I dont usually do much baking but I gave this cake a try Sunday. 


Tres Leches Cake 

Ingredients: 
Cake: 
7 large eggs, separated
½ cup butter, softened
1 cup sugar
2 ½ cups all-purpose flour
1 teaspoon baking powder
½ teaspoon salt
1 cup milk
1 teaspoon vanilla extract
1 ( 14 ounce) can sweetened condensed milk
1 (12 ounce) can evaporated milk
¾ cup whipping cream 
Fluffy frosting ( see below ) 
Garnish: grated lemon rind

Fluffy Frosting:
6 egg whites
1 cup sugar
1 cup light corn syrup
1 tablespoon fresh lemon juice ( about ½ lemon) 

Directions: 
Cake: 
1. Beat egg yolks, butter, and sugar at medium speed with an electric mixer 2 minutes or until mixture is creamy. 

2. Combine flour, baking powder, and salt. Add to egg yolk mixture alternately with milk, beginning and ending with flour mixture. Beat at low speed just until blended after each addition. Stir in vanilla. 

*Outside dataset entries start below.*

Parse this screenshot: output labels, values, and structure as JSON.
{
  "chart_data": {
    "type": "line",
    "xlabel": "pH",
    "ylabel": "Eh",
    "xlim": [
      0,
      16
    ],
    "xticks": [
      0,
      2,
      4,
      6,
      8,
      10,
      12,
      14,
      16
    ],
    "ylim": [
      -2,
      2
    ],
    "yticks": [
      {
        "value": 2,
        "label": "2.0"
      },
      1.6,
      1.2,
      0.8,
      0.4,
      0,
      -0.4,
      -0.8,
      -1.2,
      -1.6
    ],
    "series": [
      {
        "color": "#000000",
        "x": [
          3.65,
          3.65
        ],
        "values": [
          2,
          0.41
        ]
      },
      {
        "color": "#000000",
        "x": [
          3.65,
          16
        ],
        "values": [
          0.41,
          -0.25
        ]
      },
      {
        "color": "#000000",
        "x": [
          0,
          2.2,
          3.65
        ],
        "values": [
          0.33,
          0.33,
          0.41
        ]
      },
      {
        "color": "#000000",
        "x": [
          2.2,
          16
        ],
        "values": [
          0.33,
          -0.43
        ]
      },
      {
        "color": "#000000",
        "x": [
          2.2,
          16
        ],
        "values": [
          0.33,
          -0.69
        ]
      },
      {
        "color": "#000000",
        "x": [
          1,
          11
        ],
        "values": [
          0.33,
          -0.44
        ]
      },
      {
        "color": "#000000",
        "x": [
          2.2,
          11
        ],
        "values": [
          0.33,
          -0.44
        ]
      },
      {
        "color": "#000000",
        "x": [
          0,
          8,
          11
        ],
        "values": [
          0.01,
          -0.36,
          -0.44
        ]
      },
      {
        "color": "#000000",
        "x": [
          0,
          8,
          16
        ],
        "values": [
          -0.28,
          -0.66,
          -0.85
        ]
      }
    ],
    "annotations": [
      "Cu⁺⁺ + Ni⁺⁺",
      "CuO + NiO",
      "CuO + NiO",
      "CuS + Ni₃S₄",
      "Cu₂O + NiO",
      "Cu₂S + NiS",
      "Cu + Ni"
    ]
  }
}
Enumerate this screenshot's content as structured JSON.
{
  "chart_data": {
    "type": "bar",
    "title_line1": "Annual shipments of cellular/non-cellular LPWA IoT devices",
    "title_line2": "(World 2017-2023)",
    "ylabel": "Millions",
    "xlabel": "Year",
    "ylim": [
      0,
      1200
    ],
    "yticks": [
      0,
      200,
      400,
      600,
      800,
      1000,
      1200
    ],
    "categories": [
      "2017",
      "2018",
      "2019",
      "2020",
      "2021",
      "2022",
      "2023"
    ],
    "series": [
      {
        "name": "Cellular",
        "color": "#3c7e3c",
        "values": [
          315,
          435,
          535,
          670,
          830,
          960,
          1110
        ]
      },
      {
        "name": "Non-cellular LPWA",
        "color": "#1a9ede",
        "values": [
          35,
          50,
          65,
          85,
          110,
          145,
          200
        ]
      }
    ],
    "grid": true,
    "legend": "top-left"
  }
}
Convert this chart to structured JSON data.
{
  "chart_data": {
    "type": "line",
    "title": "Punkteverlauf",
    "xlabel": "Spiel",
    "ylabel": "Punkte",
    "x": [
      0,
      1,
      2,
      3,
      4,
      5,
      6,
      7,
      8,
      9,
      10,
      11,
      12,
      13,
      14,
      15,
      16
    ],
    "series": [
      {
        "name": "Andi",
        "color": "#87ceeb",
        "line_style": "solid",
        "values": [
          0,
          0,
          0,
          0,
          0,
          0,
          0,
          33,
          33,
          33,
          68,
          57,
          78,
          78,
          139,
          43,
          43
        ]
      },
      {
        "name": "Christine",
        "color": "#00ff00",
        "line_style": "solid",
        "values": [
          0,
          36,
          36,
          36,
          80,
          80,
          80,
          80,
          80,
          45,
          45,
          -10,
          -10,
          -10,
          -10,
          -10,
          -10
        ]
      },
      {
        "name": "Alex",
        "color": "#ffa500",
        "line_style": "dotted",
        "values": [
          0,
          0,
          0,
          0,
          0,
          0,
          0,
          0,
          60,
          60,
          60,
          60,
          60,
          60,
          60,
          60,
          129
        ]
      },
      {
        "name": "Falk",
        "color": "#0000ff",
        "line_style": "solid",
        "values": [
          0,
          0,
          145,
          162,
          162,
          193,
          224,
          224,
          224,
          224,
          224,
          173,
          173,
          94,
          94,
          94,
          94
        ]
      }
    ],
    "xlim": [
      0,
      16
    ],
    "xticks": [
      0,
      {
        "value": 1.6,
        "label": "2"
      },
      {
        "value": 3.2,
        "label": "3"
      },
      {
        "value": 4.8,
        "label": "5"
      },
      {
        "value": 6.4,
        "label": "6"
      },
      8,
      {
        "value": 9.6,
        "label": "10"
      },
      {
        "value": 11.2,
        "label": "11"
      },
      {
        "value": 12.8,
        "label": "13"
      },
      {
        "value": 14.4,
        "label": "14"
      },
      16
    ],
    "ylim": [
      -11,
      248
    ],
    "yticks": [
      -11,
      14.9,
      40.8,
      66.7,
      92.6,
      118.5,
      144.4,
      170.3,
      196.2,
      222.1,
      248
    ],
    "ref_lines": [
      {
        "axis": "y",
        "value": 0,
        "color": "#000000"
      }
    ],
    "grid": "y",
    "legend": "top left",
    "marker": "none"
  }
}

3. Beat egg whites until stiff; fold gently into batter. Pour batter into a greased and floured 13 x 9 ? pan. 

4. Bake at 350 for 25 minutes or until a wooden pick inserted in center comes out clean. Let stand 10 minutes. 

5. Pierce top of cake several times with a small wooden skewer. Stir together condensed milk, evaporated milk, and cream; gradually pour and spread over warm cake. ( pour about ¼ cup at a time, allowing mixture to soak into cake before pouring more) Let stand 2 hours; cover and chill overnight, if desired. Spread top of cake with Fluffy Frosting before serving. Garnish with lemon rind.

Fluffy Frosting: 
1. Pour water to a depth of 1 ½ inches into bottom of double boiler over medium-high heat; bring to a boil. Reduce heat to a gentle boil. Place egg whites and sugar in top of double boiler. Beat at high speed with an electric mixer 5 to 7 minutes or until stiff peaks form. Gradually pour in corn syrup and lemon juice, beating 7 minutes or until spreading consistency.


----------



## frfozo (Sep 25, 2007)

Sounds delicious,CatheyJ


----------



## frfozo (Sep 25, 2007)

Thanks for this recipe


----------



## shel (Dec 20, 2006)

Your posted recipe motivated me to try a piece of Tres Leches last night at a little taqueria in the area. Man, that was good! Neverhad it before. I don't know if the piece I had would be considered "good" Tres Leches, but I sure enjoyed it - there were a few tiny little blobs of milk running out the bottom of the cake. Talk about moist :lips:

Shel


----------



## catheyj (Sep 16, 2007)

Shel, 
I had never tried Tres Leches before I made it... Definatley one of my favorites now. I will have to try someones other than my own now.


----------



## shel (Dec 20, 2006)

There are a few seemingly good recipes to be found on the Food Network site. One is by Alton Brown and the other by Emeril Lagasse. There are a few more as well.

Shel


----------



## catheyj (Sep 16, 2007)

I meant I need try it at a restaraunt or taqueria. Not many places around here serve Tres Leches as an option.


----------



## shel (Dec 20, 2006)

Iwas wondering if that was what you meant. I'll probably never make the cake, but I will look for it and suffer through more samples 

Shel


----------



## shel (Dec 20, 2006)

Hi Cathey,

I've been poking around for Tres Leches recipes and information. Turns out the cake has it's origins in Nicaragua, which was a surprise, and through a convoluted process ended up as being considered Mexican.

Of perhaps more interest to you, since you want to try some store- or restaurant-bought cakes, is this old article from the Houston Chronicle. Maybe some of the sources mentioned are still around and are close enough to you that you can get some more samples. And, if you're interested, I now have compiled a number of recipes for this cake.

Tres Leches becomes a Cinco de Mayo favorite

Kind regards,

Shel


----------